Une deuxième enveloppe d'un montant de 27 millions d'euros, y compris la contrepartie communautaire est susceptible d'être distribuée aux régions, pour des contrats dont la date de prise d'effet serait le 1 er mai 2006, ce qui porterait le nombre de CAD à signer en 2005 à 9.000 .

En ce qui concerne les paiements, le chapitre budgétaire 69-01, en expérimentation LOLF, sur lequel sont financés non seulement les CAD et les CTE mais plus largement l'appui au renouvellement des exploitations et les mesures agroenvironnementales et territoriales est doté pour l'année 2005 de 822,5 millions d'euros. Sur ce montant, les crédits prévus pour les CTE et des CAD s'élèvent à 210,3 millions d'euros, ce qui compte tenu du cofinancement communautaire permet de verser aux exploitants 394 millions d'euros.
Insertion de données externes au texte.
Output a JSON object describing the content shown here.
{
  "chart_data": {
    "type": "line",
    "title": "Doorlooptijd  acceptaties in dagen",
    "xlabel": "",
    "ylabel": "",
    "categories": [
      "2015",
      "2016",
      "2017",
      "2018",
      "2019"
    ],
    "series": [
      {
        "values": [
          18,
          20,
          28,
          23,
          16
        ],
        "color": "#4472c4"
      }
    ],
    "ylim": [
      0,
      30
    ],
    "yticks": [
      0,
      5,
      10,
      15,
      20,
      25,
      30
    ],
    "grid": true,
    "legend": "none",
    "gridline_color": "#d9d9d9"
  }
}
Pour 2006, une enveloppe de droits à engager en mesures agroenvironnementales de 162 millions d'euros est prévue pour les dispositifs agroenvironnementaux, soit l'équivalent de 6.000 CAD d'un montant moyen de 27.000 euros .

Le montant des paiements à effectuer au titre des CTE et des CAD en 2006 et s'imputant sur la ligne 69-01-53 est estimé à 147 millions d'euros, hors reports éventuels de charge de l'année 2005, ce qui, compte tenu du cofinancement communautaire permettrait de verser 350 millions d'euros aux bénéficiaires.

Source : ministère de l'agriculture et de la pêche

Décision de la commission : votre commission vous propose d'adopter cet article ainsi modifié.

* 3 Loi n° 82-540 du 28 juin 1982.

* 4 Loi n° 92-1376 du 30 décembre 1992.

* 5 Loi n° 99-1172 du 30 décembre 1999.

* 6 Loi n° 2000-1352 du 30 décembre 2000.

* 7 Loi n° 2003-1311 du 30 décembre 2003.

* 8 Loi n° 2004-1484 du 30 décembre 2004.

* 9 Le contrat territorial d'exploitation a été remplacé par le contrat d'agriculture durable défini par le décret n° 2003-675 du 22 juillet 2003 relatif aux contrats d'agriculture durable et modifiant le code rural.